Governance e piano industriale, le sfide della nuova stagione Rai
Viale Mazzini si avvia al ricambio del Cda. Si chiude un mandato molto condizionato dalla politica e dall'emergenza Covid che ha fatto rinviare piano industriale e riorganizzazione delle direzioni
di Andrea Biondi
3' di lettura
Il murales è spuntato in una notte in via Podgora, strada laterale a viale Mazzini. Il cavallo Rai domato da Fedez riassume iconicamente la vicenda che ha visto il cantante-influencer duellare con la Tv pubblica scaricandole addosso l’accusa di censura per quanto accaduto al Concertone del Primo maggio.
La vicenda ha affossato qualsiasi eventuale velleità di tenere in vita questo Cda. Tempi tecnici e da giugno in poi al settimo piano di Viale Mazzini si insedierà un nuovo board per il quale sono partite le procedure tecniche – Camera e Senato hanno pubblicato i curricula di chi si è “autocandidato”, 194 in tutto, per essere scelto fra i 4 componenti scelti dal Parlamento – e le manovre politiche. Il Cda sarà completato dal componente in rappresentanza degli undicimila dipendenti e da presidente e ad ai quali penseranno Mef e Palazzo Chigi. Il totonomi per sostituire l’ad Fabrizio Salini (arrivato con il gradimento di M5S) e Marcello Foa (in orbita Lega) è partito da tempo e ora sarà da misurare con il metodo Draghi, improntato alla linea del silenzio ma teso anche a tenere i partiti lontano dalla scelta dei vertici, per la quale al lavoro c’è anche la società Egon Zehnder.
Di sicuro il mantra dei “partiti fuori dalla Rai” è risultato in questa consiliatura come lontanissimo dalla realtà. L’ultima riforma della “governance” dell’azienda, voluta nel 2015 dal governo di Matteo Renzi, non ha di fatto indotto alcuna svolta. Le autocandidature sottoposte a Camera e Senato non hanno allentato la morsa dei partiti rispetto a quei tempi in cui a dare le carte per la scelta del Cda era la Commissione di Vigilanza. Anche per questo al centro dell’attenzione sono tornate le proposte di legge di riforma della governance Rai. Al Senato ci sono quella con prima firmataria Valeria Fedeli (Pd) – che si basa su una Fondazione garante dell’autonomia da governo e partiti – e quella con primo firmatario Primo Di Nicola (M5S): cda di cinque membri, scelto dall’Agcom anche a valle di un sorteggio fra gli idonei, con ad scelto dal board e presidente dal Tesoro. Alla Camera c’è la proposta di Leu (Federico Fornaro primo firmatario) che prevede il sistema duale.
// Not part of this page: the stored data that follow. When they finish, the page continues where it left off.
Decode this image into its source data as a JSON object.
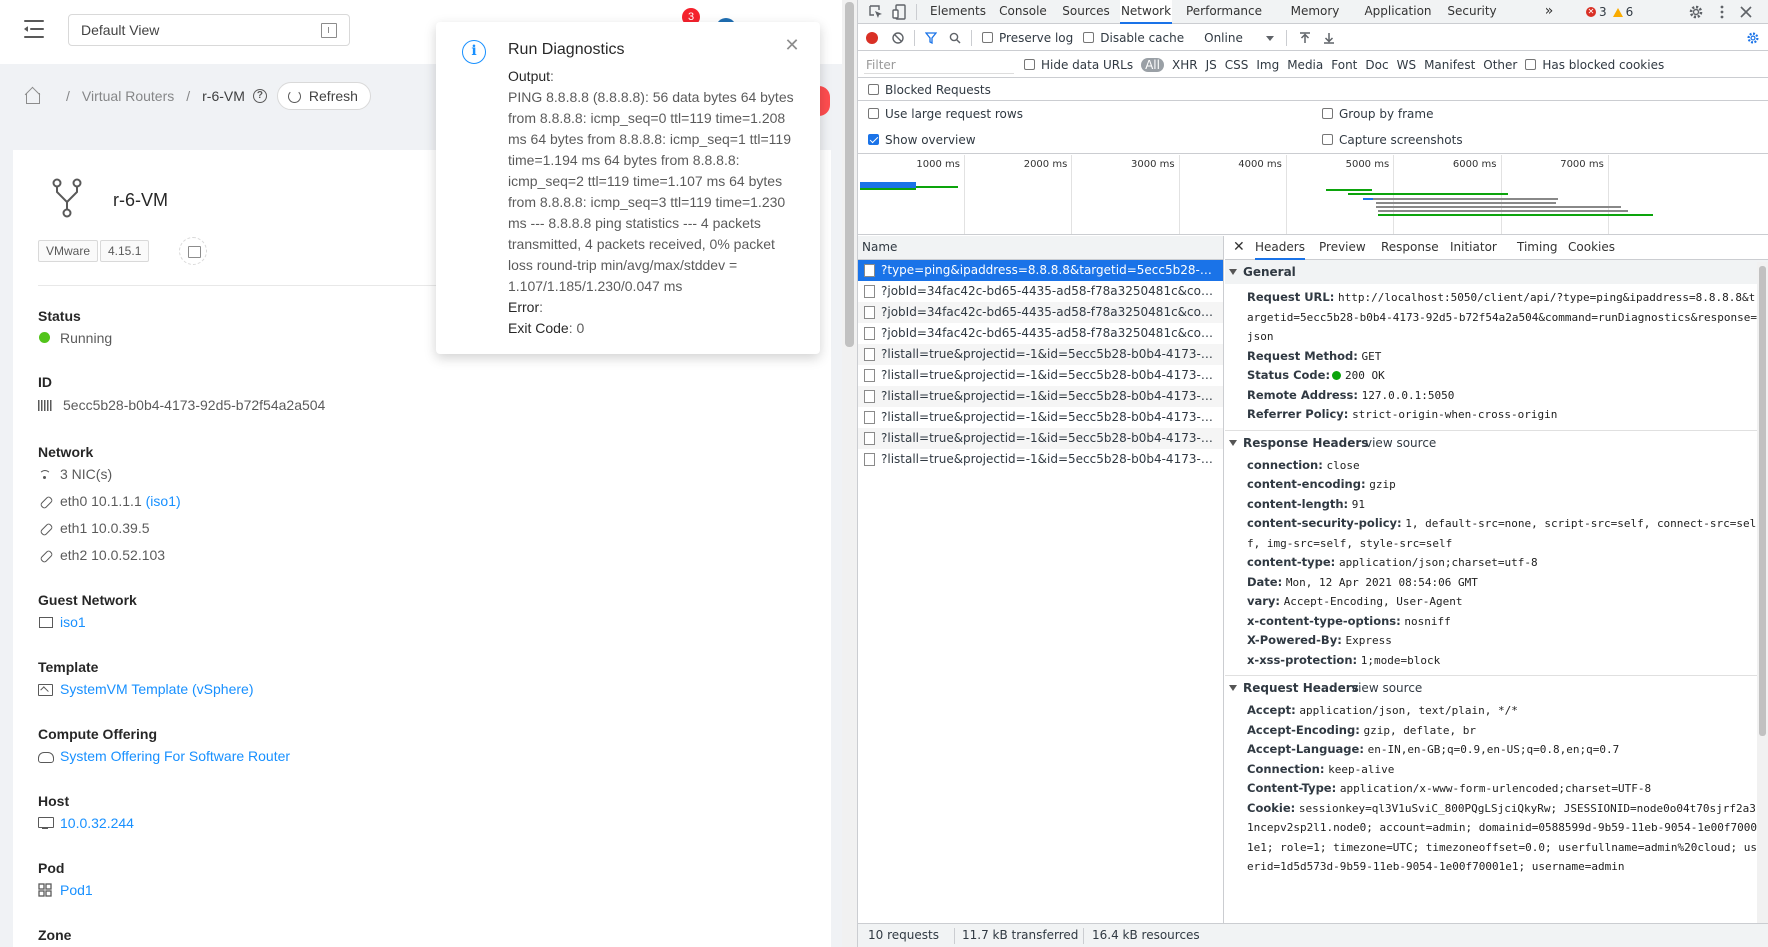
{
  "app": {
    "view_select": "Default View",
    "notification_count": "3",
    "breadcrumb": {
      "item1": "Virtual Routers",
      "current": "r-6-VM"
    },
    "refresh_label": "Refresh",
    "resource": {
      "name": "r-6-VM",
      "tags": [
        "VMware",
        "4.15.1"
      ],
      "fields": {
        "status": {
          "label": "Status",
          "value": "Running"
        },
        "id": {
          "label": "ID",
          "value": "5ecc5b28-b0b4-4173-92d5-b72f54a2a504"
        },
        "network": {
          "label": "Network",
          "nics": "3 NIC(s)",
          "eth0": {
            "text": "eth0 10.1.1.1",
            "link": "(iso1)"
          },
          "eth1": "eth1 10.0.39.5",
          "eth2": "eth2 10.0.52.103"
        },
        "guest_network": {
          "label": "Guest Network",
          "value": "iso1"
        },
        "template": {
          "label": "Template",
          "value": "SystemVM Template (vSphere)"
        },
        "compute_offering": {
          "label": "Compute Offering",
          "value": "System Offering For Software Router"
        },
        "host": {
          "label": "Host",
          "value": "10.0.32.244"
        },
        "pod": {
          "label": "Pod",
          "value": "Pod1"
        },
        "zone": {
          "label": "Zone"
        }
      }
    },
    "notification": {
      "title": "Run Diagnostics",
      "output_label": "Output",
      "output_text": "PING 8.8.8.8 (8.8.8.8): 56 data bytes 64 bytes from 8.8.8.8: icmp_seq=0 ttl=119 time=1.208 ms 64 bytes from 8.8.8.8: icmp_seq=1 ttl=119 time=1.194 ms 64 bytes from 8.8.8.8: icmp_seq=2 ttl=119 time=1.107 ms 64 bytes from 8.8.8.8: icmp_seq=3 ttl=119 time=1.230 ms --- 8.8.8.8 ping statistics --- 4 packets transmitted, 4 packets received, 0% packet loss round-trip min/avg/max/stddev = 1.107/1.185/1.230/0.047 ms",
      "error_label": "Error",
      "error_text": "",
      "exit_label": "Exit Code",
      "exit_value": "0"
    }
  },
  "devtools": {
    "tabs": [
      "Elements",
      "Console",
      "Sources",
      "Network",
      "Performance",
      "Memory",
      "Application",
      "Security"
    ],
    "active_tab": "Network",
    "more_tabs": "»",
    "error_count": "3",
    "warning_count": "6",
    "toolbar": {
      "preserve_log": "Preserve log",
      "disable_cache": "Disable cache",
      "throttle": "Online"
    },
    "filter": {
      "placeholder": "Filter",
      "hide_data_urls": "Hide data URLs",
      "types": [
        "All",
        "XHR",
        "JS",
        "CSS",
        "Img",
        "Media",
        "Font",
        "Doc",
        "WS",
        "Manifest",
        "Other"
      ],
      "has_blocked_cookies": "Has blocked cookies",
      "blocked_requests": "Blocked Requests"
    },
    "settings": {
      "large_rows": "Use large request rows",
      "group_by_frame": "Group by frame",
      "show_overview": "Show overview",
      "capture_screenshots": "Capture screenshots"
    },
    "timeline_labels": [
      "1000 ms",
      "2000 ms",
      "3000 ms",
      "4000 ms",
      "5000 ms",
      "6000 ms",
      "7000 ms"
    ],
    "list_header": "Name",
    "requests": [
      "?type=ping&ipaddress=8.8.8.8&targetid=5ecc5b28-b0b...b7...",
      "?jobId=34fac42c-bd65-4435-ad58-f78a3250481c&command...",
      "?jobId=34fac42c-bd65-4435-ad58-f78a3250481c&command...",
      "?jobId=34fac42c-bd65-4435-ad58-f78a3250481c&command...",
      "?listall=true&projectid=-1&id=5ecc5b28-b0b4-4173-9...e=1...",
      "?listall=true&projectid=-1&id=5ecc5b28-b0b4-4173-9...e=1...",
      "?listall=true&projectid=-1&id=5ecc5b28-b0b4-4173-9...e=1...",
      "?listall=true&projectid=-1&id=5ecc5b28-b0b4-4173-9...e=1...",
      "?listall=true&projectid=-1&id=5ecc5b28-b0b4-4173-9...e=1...",
      "?listall=true&projectid=-1&id=5ecc5b28-b0b4-4173-9...e=1..."
    ],
    "detail_tabs": [
      "Headers",
      "Preview",
      "Response",
      "Initiator",
      "Timing",
      "Cookies"
    ],
    "general": {
      "title": "General",
      "request_url_k": "Request URL:",
      "request_url_v": "http://localhost:5050/client/api/?type=ping&ipaddress=8.8.8.8&targetid=5ecc5b28-b0b4-4173-92d5-b72f54a2a504&command=runDiagnostics&response=json",
      "method_k": "Request Method:",
      "method_v": "GET",
      "status_k": "Status Code:",
      "status_v": "200 OK",
      "remote_k": "Remote Address:",
      "remote_v": "127.0.0.1:5050",
      "referrer_k": "Referrer Policy:",
      "referrer_v": "strict-origin-when-cross-origin"
    },
    "response_headers": {
      "title": "Response Headers",
      "view_source": "view source",
      "items": [
        {
          "k": "connection:",
          "v": "close"
        },
        {
          "k": "content-encoding:",
          "v": "gzip"
        },
        {
          "k": "content-length:",
          "v": "91"
        },
        {
          "k": "content-security-policy:",
          "v": "1, default-src=none, script-src=self, connect-src=self, img-src=self, style-src=self"
        },
        {
          "k": "content-type:",
          "v": "application/json;charset=utf-8"
        },
        {
          "k": "Date:",
          "v": "Mon, 12 Apr 2021 08:54:06 GMT"
        },
        {
          "k": "vary:",
          "v": "Accept-Encoding, User-Agent"
        },
        {
          "k": "x-content-type-options:",
          "v": "nosniff"
        },
        {
          "k": "X-Powered-By:",
          "v": "Express"
        },
        {
          "k": "x-xss-protection:",
          "v": "1;mode=block"
        }
      ]
    },
    "request_headers": {
      "title": "Request Headers",
      "view_source": "view source",
      "items": [
        {
          "k": "Accept:",
          "v": "application/json, text/plain, */*"
        },
        {
          "k": "Accept-Encoding:",
          "v": "gzip, deflate, br"
        },
        {
          "k": "Accept-Language:",
          "v": "en-IN,en-GB;q=0.9,en-US;q=0.8,en;q=0.7"
        },
        {
          "k": "Connection:",
          "v": "keep-alive"
        },
        {
          "k": "Content-Type:",
          "v": "application/x-www-form-urlencoded;charset=UTF-8"
        },
        {
          "k": "Cookie:",
          "v": "sessionkey=ql3V1uSviC_800PQgLSjciQkyRw; JSESSIONID=node0o04t70sjrf2a31ncepv2sp2l1.node0; account=admin; domainid=0588599d-9b59-11eb-9054-1e00f70001e1; role=1; timezone=UTC; timezoneoffset=0.0; userfullname=admin%20cloud; userid=1d5d573d-9b59-11eb-9054-1e00f70001e1; username=admin"
        }
      ]
    },
    "status_bar": {
      "requests": "10 requests",
      "transferred": "11.7 kB transferred",
      "resources": "16.4 kB resources"
    }
  }
}
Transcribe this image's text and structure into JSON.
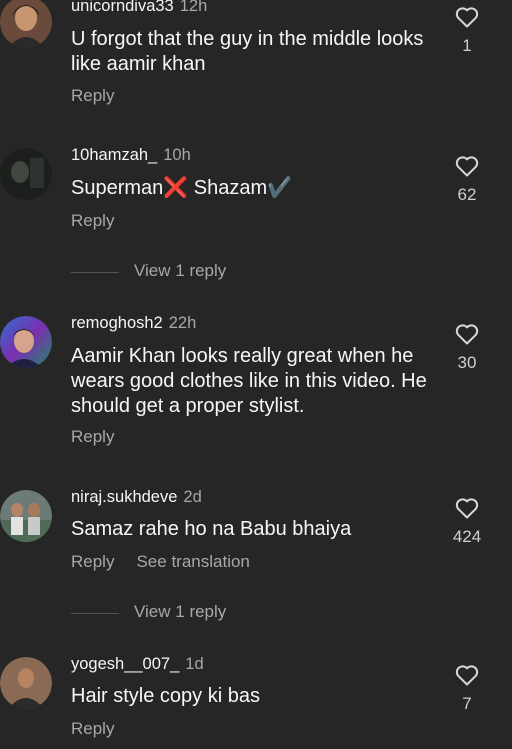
{
  "comments": [
    {
      "username": "unicorndiva33",
      "time": "12h",
      "text": "U forgot that the guy in the middle looks like aamir khan",
      "reply_label": "Reply",
      "likes": "1",
      "colors": {
        "avatar_bg": "#6a4a3a",
        "avatar_face": "#c7956f"
      }
    },
    {
      "username": "10hamzah_",
      "time": "10h",
      "text_parts": [
        "Superman",
        "❌",
        " Shazam",
        "✔️"
      ],
      "reply_label": "Reply",
      "likes": "62",
      "view_replies": "View 1 reply",
      "colors": {
        "avatar_bg": "#1c1f1b",
        "avatar_face": "#3f4740"
      }
    },
    {
      "username": "remoghosh2",
      "time": "22h",
      "text": "Aamir Khan looks really great when he wears good clothes like in this video. He should get a proper stylist.",
      "reply_label": "Reply",
      "likes": "30",
      "colors": {
        "avatar_bg": "#4b2d80",
        "avatar_face": "#d6a48a"
      }
    },
    {
      "username": "niraj.sukhdeve",
      "time": "2d",
      "text": "Samaz rahe ho na Babu bhaiya",
      "reply_label": "Reply",
      "translation_label": "See translation",
      "likes": "424",
      "view_replies": "View 1 reply",
      "colors": {
        "avatar_bg": "#6d7b76",
        "avatar_face": "#e3e3e3"
      }
    },
    {
      "username": "yogesh__007_",
      "time": "1d",
      "text": "Hair style copy ki bas",
      "reply_label": "Reply",
      "likes": "7",
      "colors": {
        "avatar_bg": "#8a6a55",
        "avatar_face": "#2b2b2b"
      }
    }
  ]
}
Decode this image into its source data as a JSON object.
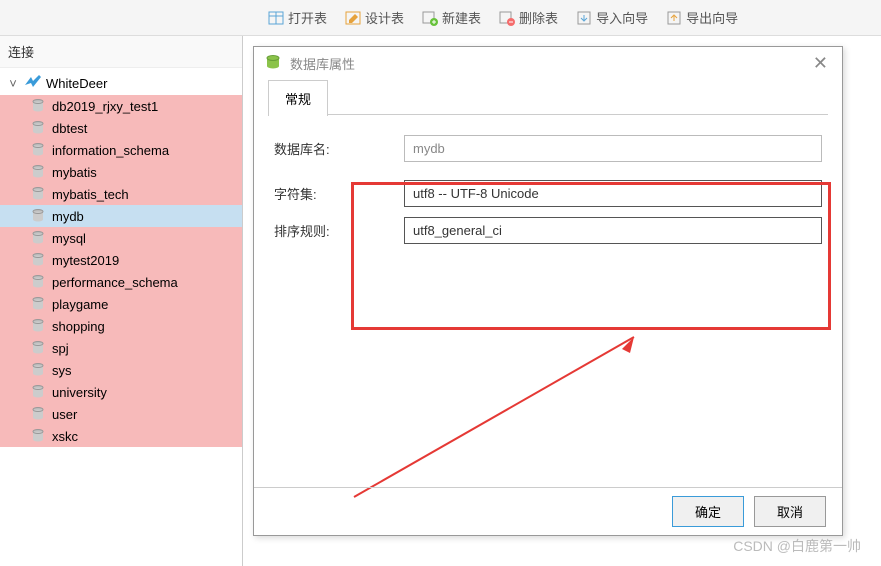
{
  "toolbar": {
    "open": "打开表",
    "design": "设计表",
    "new": "新建表",
    "delete": "删除表",
    "import": "导入向导",
    "export": "导出向导"
  },
  "sidebar": {
    "header": "连接",
    "connection": "WhiteDeer",
    "databases": [
      {
        "name": "db2019_rjxy_test1",
        "selected": false
      },
      {
        "name": "dbtest",
        "selected": false
      },
      {
        "name": "information_schema",
        "selected": false
      },
      {
        "name": "mybatis",
        "selected": false
      },
      {
        "name": "mybatis_tech",
        "selected": false
      },
      {
        "name": "mydb",
        "selected": true
      },
      {
        "name": "mysql",
        "selected": false
      },
      {
        "name": "mytest2019",
        "selected": false
      },
      {
        "name": "performance_schema",
        "selected": false
      },
      {
        "name": "playgame",
        "selected": false
      },
      {
        "name": "shopping",
        "selected": false
      },
      {
        "name": "spj",
        "selected": false
      },
      {
        "name": "sys",
        "selected": false
      },
      {
        "name": "university",
        "selected": false
      },
      {
        "name": "user",
        "selected": false
      },
      {
        "name": "xskc",
        "selected": false
      }
    ]
  },
  "dialog": {
    "title": "数据库属性",
    "tab": "常规",
    "fields": {
      "dbname_label": "数据库名:",
      "dbname_value": "mydb",
      "charset_label": "字符集:",
      "charset_value": "utf8 -- UTF-8 Unicode",
      "collation_label": "排序规则:",
      "collation_value": "utf8_general_ci"
    },
    "ok": "确定",
    "cancel": "取消"
  },
  "watermark": "CSDN @白鹿第一帅"
}
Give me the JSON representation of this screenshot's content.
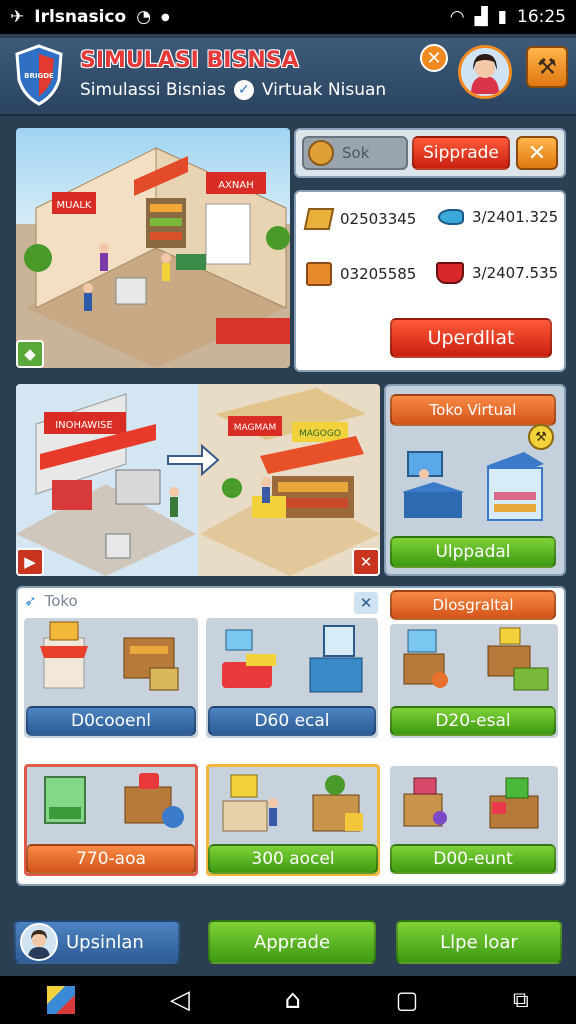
{
  "status": {
    "app_name": "Irlsnasico",
    "time": "16:25"
  },
  "header": {
    "title": "SIMULASI BISNSA",
    "subtitle": "Simulassi Bisnias",
    "verified_label": "Virtuak Nisuan",
    "shield_text": "BRIGDE"
  },
  "top_panel": {
    "coin_label": "Sok",
    "upgrade_label": "Sipprade",
    "stats": [
      {
        "icon": "crate-icon",
        "value": "02503345"
      },
      {
        "icon": "fish-icon",
        "value": "3/2401.325"
      },
      {
        "icon": "box-icon",
        "value": "03205585"
      },
      {
        "icon": "cart-icon",
        "value": "3/2407.535"
      }
    ],
    "update_button": "Uperdllat"
  },
  "scene_signs": {
    "shop1": "MUALK",
    "shop2": "AXNAH",
    "shop3": "INOHAWISE",
    "shop4": "MAGMAM",
    "shop5": "MAGOGO"
  },
  "virtual_shop": {
    "tag": "Toko Virtual",
    "button": "Ulppadal"
  },
  "toko": {
    "label": "Toko",
    "tag": "Dlosgraltal",
    "items": [
      {
        "label": "D0cooenl",
        "color": "blue"
      },
      {
        "label": "D60 ecal",
        "color": "blue"
      },
      {
        "label": "D20-esal",
        "color": "green"
      },
      {
        "label": "770-aoa",
        "color": "orange"
      },
      {
        "label": "300 aocel",
        "color": "green"
      },
      {
        "label": "D00-eunt",
        "color": "green"
      }
    ]
  },
  "bottom": {
    "profile_label": "Upsinlan",
    "upgrade_label": "Apprade",
    "third_label": "Llpe loar"
  },
  "colors": {
    "accent_red": "#d83018",
    "accent_green": "#4aa81e",
    "accent_blue": "#3a6ea8",
    "accent_orange": "#e8702a"
  }
}
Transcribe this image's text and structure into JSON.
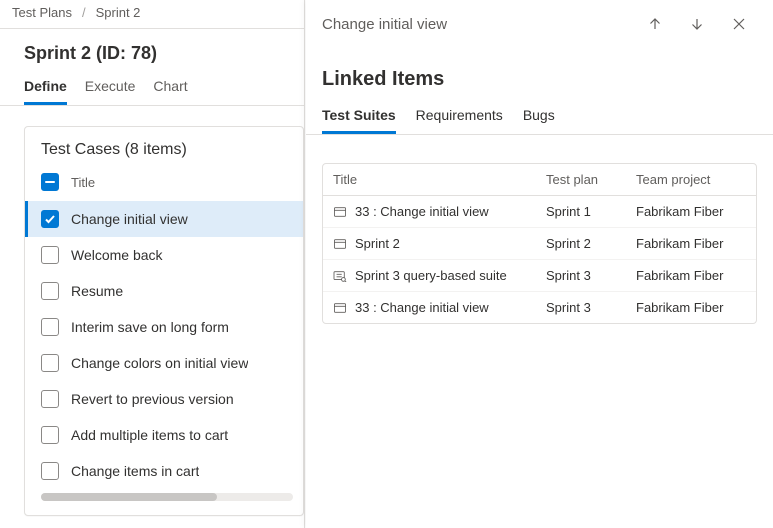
{
  "breadcrumb": {
    "root": "Test Plans",
    "current": "Sprint 2"
  },
  "page_title": "Sprint 2 (ID: 78)",
  "main_tabs": {
    "define": "Define",
    "execute": "Execute",
    "chart": "Chart"
  },
  "card_title": "Test Cases (8 items)",
  "list_header": "Title",
  "items": [
    {
      "title": "Change initial view",
      "checked": true
    },
    {
      "title": "Welcome back",
      "checked": false
    },
    {
      "title": "Resume",
      "checked": false
    },
    {
      "title": "Interim save on long form",
      "checked": false
    },
    {
      "title": "Change colors on initial view",
      "checked": false
    },
    {
      "title": "Revert to previous version",
      "checked": false
    },
    {
      "title": "Add multiple items to cart",
      "checked": false
    },
    {
      "title": "Change items in cart",
      "checked": false
    }
  ],
  "panel": {
    "title": "Change initial view",
    "section": "Linked Items",
    "tabs": {
      "suites": "Test Suites",
      "reqs": "Requirements",
      "bugs": "Bugs"
    },
    "columns": {
      "title": "Title",
      "plan": "Test plan",
      "project": "Team project"
    },
    "rows": [
      {
        "icon": "static",
        "title": "33 : Change initial view",
        "plan": "Sprint 1",
        "project": "Fabrikam Fiber"
      },
      {
        "icon": "static",
        "title": "Sprint 2",
        "plan": "Sprint 2",
        "project": "Fabrikam Fiber"
      },
      {
        "icon": "query",
        "title": "Sprint 3 query-based suite",
        "plan": "Sprint 3",
        "project": "Fabrikam Fiber"
      },
      {
        "icon": "static",
        "title": "33 : Change initial view",
        "plan": "Sprint 3",
        "project": "Fabrikam Fiber"
      }
    ]
  }
}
Intanto per il prossimo board il menu di sfide è già ricco. Da gestire c’è una Rai che ha chiuso il 2020 in pareggio (come gruppo), ma con ricavi scesi di quasi 147 milioni (-5,5%) a 2,5 miliardi. I ricavi pubblicitari sono scesi di 45,8 milioni a 578 milioni con costi esterni scesi di 140 milioni. Alla fine il risultato netto consolidato è in pareggio – ma occorre dire grazie alle controllate come Rai Way e considerare i 40 milioni una tantum del Mise per gli obblighi del contratto di servizio – e con posizione finanziaria netta negativa di 523,4 milioni, «in peggioramento rispetto all’esercizio precedente ma comunque attestata su livelli di sostenibilità», ha dichiarato Viale Mazzini. A budget c’è una chiusura a -57 milioni di euro per il 2021: anno da cui, grazie all’ultima legge di Bilancio, si potrà contare sul rientro di quel 5% del canone sottratto alla Rai che la legge di Bilancio 2015 aveva destinato alla riduzione della pressione fiscale.
Causa Covid, intanto, è stata sospesa lo scorso anno l’attuazione del piano industriale. L’architettura delle nove direzioni orizzontali, di genere, andrà quindi completata, dovranno partire il canale istituzionale e quello in inglese. E questo solo per citare alcuni aspetti. In compenso, oltre alla crescita di Raiplay, la piattaforma Ott del gruppo, è dato in dirittura, anche prima di fine consiliatura, il progetto Rai24 (portale web unico). Cdn unica e progetto per una piattaforma digitale europea per la condivisione delle news in cui Rai sta lavorando in seno all’Ebu sono le altre sfide. Le quali riguardano una Rai chiamata a stare al passo con i tempi. Le piattaforme avanzano. Rai 1 è sempre il canale più visto e Viale Mazzini il primo editore. Ma non con dati in crescita.